Sous l’influence couplée des premiers James Bond et des « fumetti » (bandes dessinées populaires italiennes) qui inondaient le marché du divertissement à l’époque, on a donc vu fleurir sur grand écran les aventures – entre autres – de Coplan, d’OSS 117, du Commissaire X, de l’Agent secret 777 ou de F.B.I. 505, des espions au sourire ravageur qui sauvaient le monde dans des films dont les titres développaient volontiers un impact catchy et second degré : Coup de gong à Hong-Kong, Baroud à Beyrouth pour F.B.I. 505, Karaté à Tanger pour agent Z7 ou encore le célèbre Banco à Bangkok pour OSS 117.
Si elle n’affiche pas encore forcément les atours les plus fantasques du genre Euro Spy tel qu’il se développera dans les années 60, la trilogie de films du « Gorille » est adaptée d’une série de romans d’espionnage français, publiés dans la fameuse collection Série noire. Entre 1954 et 1983, Dominique Ponchardier, inventeur du mot « barbouze » et barbouze lui-même, a donc écrit une soixantaine de romans mettant en scène le « Gorille », alias Geo Paquet, un cador des services secrets. Gros succès de librairie dans les années 50, la série s’est vu adaptée sur grand écran dès 1958 avec Le Gorille vous salue bien, qui mettait en scène Lino Ventura dans le rôle-titre.

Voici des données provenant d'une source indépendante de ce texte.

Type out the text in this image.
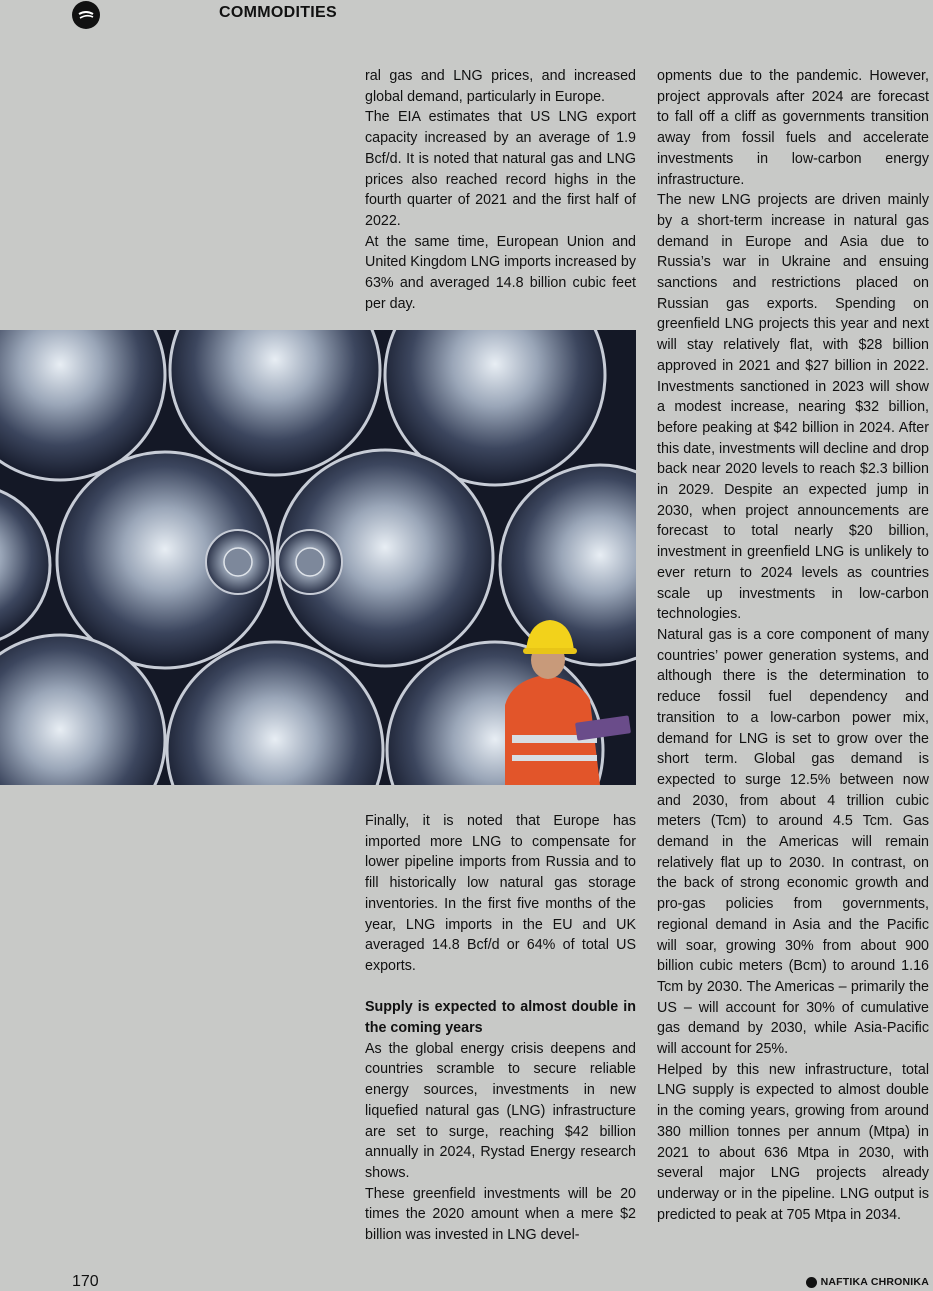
COMMODITIES

ral gas and LNG prices, and increased global demand, particularly in Europe.

The EIA estimates that US LNG export capacity increased by an average of 1.9 Bcf/d. It is noted that natural gas and LNG prices also reached record highs in the fourth quarter of 2021 and the first half of 2022.

At the same time, European Union and United Kingdom LNG imports increased by 63% and averaged 14.8 billion cubic feet per day.

Finally, it is noted that Europe has imported more LNG to compensate for lower pipeline imports from Russia and to fill historically low natural gas storage inventories. In the first five months of the year, LNG imports in the EU and UK averaged 14.8 Bcf/d or 64% of total US exports.

Supply is expected to almost double in the coming years

As the global energy crisis deepens and countries scramble to secure reliable energy sources, investments in new liquefied natural gas (LNG) infrastructure are set to surge, reaching $42 billion annually in 2024, Rystad Energy research shows.

These greenfield investments will be 20 times the 2020 amount when a mere $2 billion was invested in LNG devel-

opments due to the pandemic. However, project approvals after 2024 are forecast to fall off a cliff as governments transition away from fossil fuels and accelerate investments in low-carbon energy infrastructure.

The new LNG projects are driven mainly by a short-term increase in natural gas demand in Europe and Asia due to Russia’s war in Ukraine and ensuing sanctions and restrictions placed on Russian gas exports. Spending on greenfield LNG projects this year and next will stay relatively flat, with $28 billion approved in 2021 and $27 billion in 2022. Investments sanctioned in 2023 will show a modest increase, nearing $32 billion, before peaking at $42 billion in 2024. After this date, investments will decline and drop back near 2020 levels to reach $2.3 billion in 2029. Despite an expected jump in 2030, when project announcements are forecast to total nearly $20 billion, investment in greenfield LNG is unlikely to ever return to 2024 levels as countries scale up investments in low-carbon technologies.

Natural gas is a core component of many countries’ power generation systems, and although there is the determination to reduce fossil fuel dependency and transition to a low-carbon power mix, demand for LNG is set to grow over the short term. Global gas demand is expected to surge 12.5% between now and 2030, from about 4 trillion cubic meters (Tcm) to around 4.5 Tcm. Gas demand in the Americas will remain relatively flat up to 2030. In contrast, on the back of strong economic growth and pro-gas policies from governments, regional demand in Asia and the Pacific will soar, growing 30% from about 900 billion cubic meters (Bcm) to around 1.16 Tcm by 2030. The Americas – primarily the US – will account for 30% of cumulative gas demand by 2030, while Asia-Pacific will account for 25%.

Helped by this new infrastructure, total LNG supply is expected to almost double in the coming years, growing from around 380 million tonnes per annum (Mtpa) in 2021 to about 636 Mtpa in 2030, with several major LNG projects already underway or in the pipeline. LNG output is predicted to peak at 705 Mtpa in 2034.

170	NAFTIKA CHRONIKA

On peut partir du principe que le public de l’époque connaissait le personnage du Gorille, mais c’est un peu moins sûr en ce qui concerne les spectateurs contemporains, qui risquent bel et bien d’être surpris par le virage assez abrupt que prend la narration vers le milieu du film.
En effet, Le Gorille vous salue bien commence plutôt comme un polar. Un homme s’évade de prison en tordant les barreaux de sa cellule, les cadavres et les coups de pression entre truands s’accumulent, le Gorille défonce des portes verrouillées, et se bat contre des adversaires qui, face à sa force, font littéralement figure de poupées de chiffon. Tout cela est bien mené, et la qualité d’agent secret de Geo Paquet ne sera révélée qu’assez tardivement dans l’intrigue, le film de Bernard Borderie s’amusant jusque-là à brouiller les pistes sur les motivations de son personnage principal. Une fois le pot aux roses découvert en revanche, les codes du film d’espionnage reprendront leurs droits, avec toujours pas mal d’action et une petite dose de cruauté tout à fait bienvenue, le personnage incarné à l’écran par Jean-Pierre Mocky ayant des tendances sadiques bien difficiles à maîtriser.
Avec sa carrure imposante et son aisance dans les scènes physiques, Lino Ventura était parfait dans la rôle du super-espion imaginé par Dominique Ponchardier. Pour autant, de peur de s’enfermer dans un rôle, il refusa de réendosser les frusques du Gorille l’année suivante dans La Valse du Gorille, toujours réalisé par Bernard Borderie. Le rôle échoua donc à Roger Hanin. Un peu plus de soixante-cinq ans après la sortie du film, l’idée de choisir Roger Hanin pourra provoquer quelques sourires, tant l’imaginaire collectif a été marqué par son interprétation du Commissaire Navarro, mais en 1959, Roger Hanin était également une « belle bête ». Ancien joueur de basket, il mesurait 1m86 et avait une carrure assez massive, ce qui l’avait d’ailleurs à l’époque cantonné aux rôles de durs à cuire (gangsters, gardes du corps…).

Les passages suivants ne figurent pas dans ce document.